According to a study published in the American Journal of Roentgenology, an AI tool for detection of incidental pulmonary embolus (iPE) on conventional contrast-enhanced chest CT examinations had high false negative and moderate false positive rates for detection, and was even able to pick up some iPEs missed by radiologists.

“Potential applications of the AI tool include serving as a second reader to help detect additional iPEs or as a worklist triage tool to allow earlier iPE detection and intervention,” wrote lead investigator Kiran Batra from the University of Texas Southwestern Medical Center in Dallas. “Various explanations of misclassifications by the AI tool (both false positives and false negatives) were identified, to provide targets for model improvement.”

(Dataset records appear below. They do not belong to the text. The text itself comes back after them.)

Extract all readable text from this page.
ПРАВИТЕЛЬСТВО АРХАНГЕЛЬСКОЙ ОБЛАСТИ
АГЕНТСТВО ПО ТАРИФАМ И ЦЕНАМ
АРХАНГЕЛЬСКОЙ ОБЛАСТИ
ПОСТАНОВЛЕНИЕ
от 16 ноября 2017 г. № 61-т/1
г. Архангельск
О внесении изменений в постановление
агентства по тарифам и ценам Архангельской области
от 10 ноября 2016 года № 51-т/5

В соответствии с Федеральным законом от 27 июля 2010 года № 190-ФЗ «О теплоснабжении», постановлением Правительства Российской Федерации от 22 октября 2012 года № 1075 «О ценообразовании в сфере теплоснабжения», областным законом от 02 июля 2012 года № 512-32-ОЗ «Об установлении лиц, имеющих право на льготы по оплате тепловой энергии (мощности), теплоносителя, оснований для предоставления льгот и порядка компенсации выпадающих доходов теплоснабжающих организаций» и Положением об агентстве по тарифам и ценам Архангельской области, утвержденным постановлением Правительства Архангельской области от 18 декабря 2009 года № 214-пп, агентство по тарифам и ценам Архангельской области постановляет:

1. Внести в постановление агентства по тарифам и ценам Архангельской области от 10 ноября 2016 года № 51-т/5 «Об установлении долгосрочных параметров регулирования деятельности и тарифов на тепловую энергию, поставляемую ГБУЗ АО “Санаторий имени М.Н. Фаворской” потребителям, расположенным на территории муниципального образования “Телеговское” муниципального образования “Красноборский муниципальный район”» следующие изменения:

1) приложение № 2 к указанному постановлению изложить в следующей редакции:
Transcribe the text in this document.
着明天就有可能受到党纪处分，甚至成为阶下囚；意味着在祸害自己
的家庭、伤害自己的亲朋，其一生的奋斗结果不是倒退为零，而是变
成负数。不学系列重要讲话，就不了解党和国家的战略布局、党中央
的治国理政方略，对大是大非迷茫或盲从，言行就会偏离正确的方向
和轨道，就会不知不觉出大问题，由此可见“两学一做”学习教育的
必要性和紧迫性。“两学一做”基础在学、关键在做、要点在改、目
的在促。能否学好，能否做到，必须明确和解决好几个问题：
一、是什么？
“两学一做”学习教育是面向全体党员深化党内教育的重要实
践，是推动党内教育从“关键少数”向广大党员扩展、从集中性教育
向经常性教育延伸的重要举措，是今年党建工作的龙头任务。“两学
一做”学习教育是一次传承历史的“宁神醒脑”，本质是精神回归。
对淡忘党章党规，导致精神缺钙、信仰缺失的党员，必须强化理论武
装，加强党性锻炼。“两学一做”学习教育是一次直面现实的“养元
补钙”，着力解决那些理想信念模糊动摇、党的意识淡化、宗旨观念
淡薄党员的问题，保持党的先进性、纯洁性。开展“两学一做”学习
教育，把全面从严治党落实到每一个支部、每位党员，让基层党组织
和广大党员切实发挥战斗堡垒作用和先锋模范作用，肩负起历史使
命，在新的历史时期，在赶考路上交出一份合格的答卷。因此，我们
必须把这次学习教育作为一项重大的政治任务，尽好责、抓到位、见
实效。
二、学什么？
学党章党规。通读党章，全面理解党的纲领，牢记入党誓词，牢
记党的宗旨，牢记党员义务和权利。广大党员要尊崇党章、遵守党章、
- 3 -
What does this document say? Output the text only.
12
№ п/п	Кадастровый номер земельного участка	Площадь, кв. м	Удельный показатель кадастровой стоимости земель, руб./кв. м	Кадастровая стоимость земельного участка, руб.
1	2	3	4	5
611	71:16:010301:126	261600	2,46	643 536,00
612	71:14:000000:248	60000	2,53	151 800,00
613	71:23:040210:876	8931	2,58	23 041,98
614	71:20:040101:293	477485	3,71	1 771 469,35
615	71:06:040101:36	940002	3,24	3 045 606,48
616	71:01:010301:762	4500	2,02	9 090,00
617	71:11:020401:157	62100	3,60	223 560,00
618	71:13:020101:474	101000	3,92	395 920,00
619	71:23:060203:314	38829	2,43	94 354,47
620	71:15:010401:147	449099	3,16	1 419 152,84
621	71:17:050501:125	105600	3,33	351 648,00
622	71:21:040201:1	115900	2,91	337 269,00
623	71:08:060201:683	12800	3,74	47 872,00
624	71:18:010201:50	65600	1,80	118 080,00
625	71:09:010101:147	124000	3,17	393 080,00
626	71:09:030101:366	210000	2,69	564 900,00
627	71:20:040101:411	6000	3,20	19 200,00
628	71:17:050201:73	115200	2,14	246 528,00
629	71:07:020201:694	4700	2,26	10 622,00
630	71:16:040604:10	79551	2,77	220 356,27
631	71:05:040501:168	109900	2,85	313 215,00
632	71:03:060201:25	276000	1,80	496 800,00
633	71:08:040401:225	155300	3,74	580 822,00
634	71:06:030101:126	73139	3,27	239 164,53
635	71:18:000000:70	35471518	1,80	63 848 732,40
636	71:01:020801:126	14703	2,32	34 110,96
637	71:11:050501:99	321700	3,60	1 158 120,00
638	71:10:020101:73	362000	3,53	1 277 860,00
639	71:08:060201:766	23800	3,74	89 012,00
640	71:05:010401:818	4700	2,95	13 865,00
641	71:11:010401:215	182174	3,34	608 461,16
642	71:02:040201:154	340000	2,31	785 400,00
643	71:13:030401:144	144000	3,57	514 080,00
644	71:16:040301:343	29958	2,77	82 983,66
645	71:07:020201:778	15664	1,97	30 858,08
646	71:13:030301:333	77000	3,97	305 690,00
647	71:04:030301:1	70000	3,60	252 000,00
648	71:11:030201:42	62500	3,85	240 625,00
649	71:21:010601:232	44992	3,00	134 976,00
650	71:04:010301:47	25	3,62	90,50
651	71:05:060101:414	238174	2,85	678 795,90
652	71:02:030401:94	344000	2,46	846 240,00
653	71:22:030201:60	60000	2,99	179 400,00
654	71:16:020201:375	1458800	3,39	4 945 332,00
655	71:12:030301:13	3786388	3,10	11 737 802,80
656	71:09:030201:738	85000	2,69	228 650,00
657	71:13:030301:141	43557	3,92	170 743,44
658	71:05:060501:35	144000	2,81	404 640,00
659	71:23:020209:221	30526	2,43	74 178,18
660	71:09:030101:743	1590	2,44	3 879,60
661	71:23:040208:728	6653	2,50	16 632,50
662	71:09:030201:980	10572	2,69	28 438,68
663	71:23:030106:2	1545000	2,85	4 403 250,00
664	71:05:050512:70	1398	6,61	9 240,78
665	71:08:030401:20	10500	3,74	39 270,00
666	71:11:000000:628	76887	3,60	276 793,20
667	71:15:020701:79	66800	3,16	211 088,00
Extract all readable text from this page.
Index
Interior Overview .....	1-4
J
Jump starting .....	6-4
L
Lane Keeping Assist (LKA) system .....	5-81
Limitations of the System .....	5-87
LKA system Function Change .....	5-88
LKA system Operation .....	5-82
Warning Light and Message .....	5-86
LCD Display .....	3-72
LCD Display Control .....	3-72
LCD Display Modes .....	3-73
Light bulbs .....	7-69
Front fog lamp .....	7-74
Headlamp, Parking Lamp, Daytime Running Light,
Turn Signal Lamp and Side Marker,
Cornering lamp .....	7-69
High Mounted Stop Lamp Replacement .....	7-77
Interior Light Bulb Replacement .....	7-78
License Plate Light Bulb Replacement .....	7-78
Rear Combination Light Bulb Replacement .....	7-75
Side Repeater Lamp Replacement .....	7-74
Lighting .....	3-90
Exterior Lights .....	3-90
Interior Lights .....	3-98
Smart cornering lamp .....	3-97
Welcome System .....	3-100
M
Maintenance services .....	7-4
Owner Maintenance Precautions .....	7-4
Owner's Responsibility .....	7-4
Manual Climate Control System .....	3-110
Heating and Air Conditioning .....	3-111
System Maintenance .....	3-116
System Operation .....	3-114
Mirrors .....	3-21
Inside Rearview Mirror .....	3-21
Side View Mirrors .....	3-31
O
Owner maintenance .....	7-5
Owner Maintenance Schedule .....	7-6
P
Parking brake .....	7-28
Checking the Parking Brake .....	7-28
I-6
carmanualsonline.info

Batra and colleagues’ retrospective study included 2,555 patients (1,340 women, 1,215 men; mean age, 53.6 years) who underwent 3,003 conventional contrast-enhanced chest CT examinations between September 2019 and February 2020 at Parkland Health in Dallas, TX. Using an FDA-approved, commercially available AI tool (Aidoc) to detect acute iPE on the images, a vendor-supplied natural language processing algorithm was then applied to the clinical reports to identify examinations interpreted as positive for iPE.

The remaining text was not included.